Türkçe - İngilizce
sıklık sırası: 980BİNMEK = (binmek nedir; binmek ne demek; binmek İngilizcesi) 1. Yüksek bir şeyin veya bir hayvanın üstüne çıkıp ayaklarını sallandırarak oturmak: «Belki de atlara binerek dolaşırız.» -R. H. Karay. 2. Bir yere gitmek için tren, vapur, uçak, otomobil vb. bir taşıtta yer almak: «Vapurlara, trenlere ihtiyarları itip çocukları ezip biniyoruz.» -O. S. Orhon. 3. Bisiklet, motosiklet, binek hayvanı kullanmak. 4. İş istenilmeyen veya beklenilmeyen bir biçim almak: İş inada bindi. 5. Bir şey sıkışarak yanındakinin üstüne çıkmak: Damar damara binmiş. 6. (nsz, -e) Fiyat artmak: Pamuklulara yüzde on bindi. 7. Eklenmek, katılmak: «Annemin dul maaşından ayrılmış bütçeme bir de posta masrafı binmişti her hafta.» -Y. Z. Ortaç.

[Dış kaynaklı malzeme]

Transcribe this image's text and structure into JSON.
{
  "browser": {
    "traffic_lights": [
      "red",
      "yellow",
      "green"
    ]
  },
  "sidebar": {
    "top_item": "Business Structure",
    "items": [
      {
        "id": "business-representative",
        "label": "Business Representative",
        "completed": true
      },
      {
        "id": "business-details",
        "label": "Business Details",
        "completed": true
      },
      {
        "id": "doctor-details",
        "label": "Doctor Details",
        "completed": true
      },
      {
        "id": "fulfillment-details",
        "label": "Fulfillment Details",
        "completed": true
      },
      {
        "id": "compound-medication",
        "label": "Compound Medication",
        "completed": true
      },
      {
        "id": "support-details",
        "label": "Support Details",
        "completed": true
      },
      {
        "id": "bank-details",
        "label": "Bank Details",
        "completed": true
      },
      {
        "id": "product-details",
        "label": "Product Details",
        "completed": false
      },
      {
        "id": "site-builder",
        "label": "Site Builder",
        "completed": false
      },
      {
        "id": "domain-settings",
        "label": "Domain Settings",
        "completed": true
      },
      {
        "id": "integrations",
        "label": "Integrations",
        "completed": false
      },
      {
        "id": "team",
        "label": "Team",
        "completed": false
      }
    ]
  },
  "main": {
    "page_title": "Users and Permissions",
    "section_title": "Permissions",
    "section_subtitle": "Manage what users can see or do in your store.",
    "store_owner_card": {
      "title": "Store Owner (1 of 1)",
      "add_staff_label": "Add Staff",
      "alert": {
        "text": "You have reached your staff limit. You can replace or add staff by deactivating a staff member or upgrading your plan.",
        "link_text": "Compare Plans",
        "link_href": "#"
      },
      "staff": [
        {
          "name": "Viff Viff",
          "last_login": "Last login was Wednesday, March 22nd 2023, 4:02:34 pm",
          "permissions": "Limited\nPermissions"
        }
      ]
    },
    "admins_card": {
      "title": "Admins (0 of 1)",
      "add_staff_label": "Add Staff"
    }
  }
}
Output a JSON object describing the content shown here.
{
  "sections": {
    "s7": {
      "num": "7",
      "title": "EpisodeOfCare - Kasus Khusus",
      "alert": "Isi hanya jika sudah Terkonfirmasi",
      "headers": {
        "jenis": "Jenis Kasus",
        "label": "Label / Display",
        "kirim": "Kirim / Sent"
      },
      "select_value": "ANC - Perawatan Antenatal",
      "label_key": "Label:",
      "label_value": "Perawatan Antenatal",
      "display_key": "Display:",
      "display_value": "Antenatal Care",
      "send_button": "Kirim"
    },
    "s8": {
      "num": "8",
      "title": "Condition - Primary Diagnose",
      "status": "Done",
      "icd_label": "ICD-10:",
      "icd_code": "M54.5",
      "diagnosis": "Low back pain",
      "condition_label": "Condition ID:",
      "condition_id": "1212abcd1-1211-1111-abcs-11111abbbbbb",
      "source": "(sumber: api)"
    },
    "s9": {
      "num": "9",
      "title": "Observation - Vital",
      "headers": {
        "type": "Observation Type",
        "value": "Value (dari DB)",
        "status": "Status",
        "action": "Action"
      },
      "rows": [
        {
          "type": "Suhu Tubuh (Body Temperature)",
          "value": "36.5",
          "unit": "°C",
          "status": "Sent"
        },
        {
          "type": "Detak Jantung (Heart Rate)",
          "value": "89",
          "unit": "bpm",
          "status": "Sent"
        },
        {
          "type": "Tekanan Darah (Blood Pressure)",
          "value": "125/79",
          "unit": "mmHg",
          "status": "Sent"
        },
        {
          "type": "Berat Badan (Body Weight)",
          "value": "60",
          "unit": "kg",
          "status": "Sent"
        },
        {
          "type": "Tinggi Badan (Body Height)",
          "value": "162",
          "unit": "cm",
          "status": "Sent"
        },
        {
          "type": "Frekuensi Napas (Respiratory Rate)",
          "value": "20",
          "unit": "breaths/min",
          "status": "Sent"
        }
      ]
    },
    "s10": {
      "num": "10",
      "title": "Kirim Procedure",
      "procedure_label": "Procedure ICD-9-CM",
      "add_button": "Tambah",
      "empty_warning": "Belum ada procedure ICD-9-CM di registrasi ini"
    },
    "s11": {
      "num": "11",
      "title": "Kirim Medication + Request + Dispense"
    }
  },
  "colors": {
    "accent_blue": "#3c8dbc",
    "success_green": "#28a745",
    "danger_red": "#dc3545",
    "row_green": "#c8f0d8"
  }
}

BİNMEK = (binmek nedir; binmek ne demek; binmek İngilizcesi) Çıkmak, oturmak, cülus etmek.
BİNMEK = (binmek nedir; binmek ne demek; binmek İngilizcesi) İskambil oyununda, daha büyük değerli kâğıtlar ile, küçüklerini kaldırmak, almak.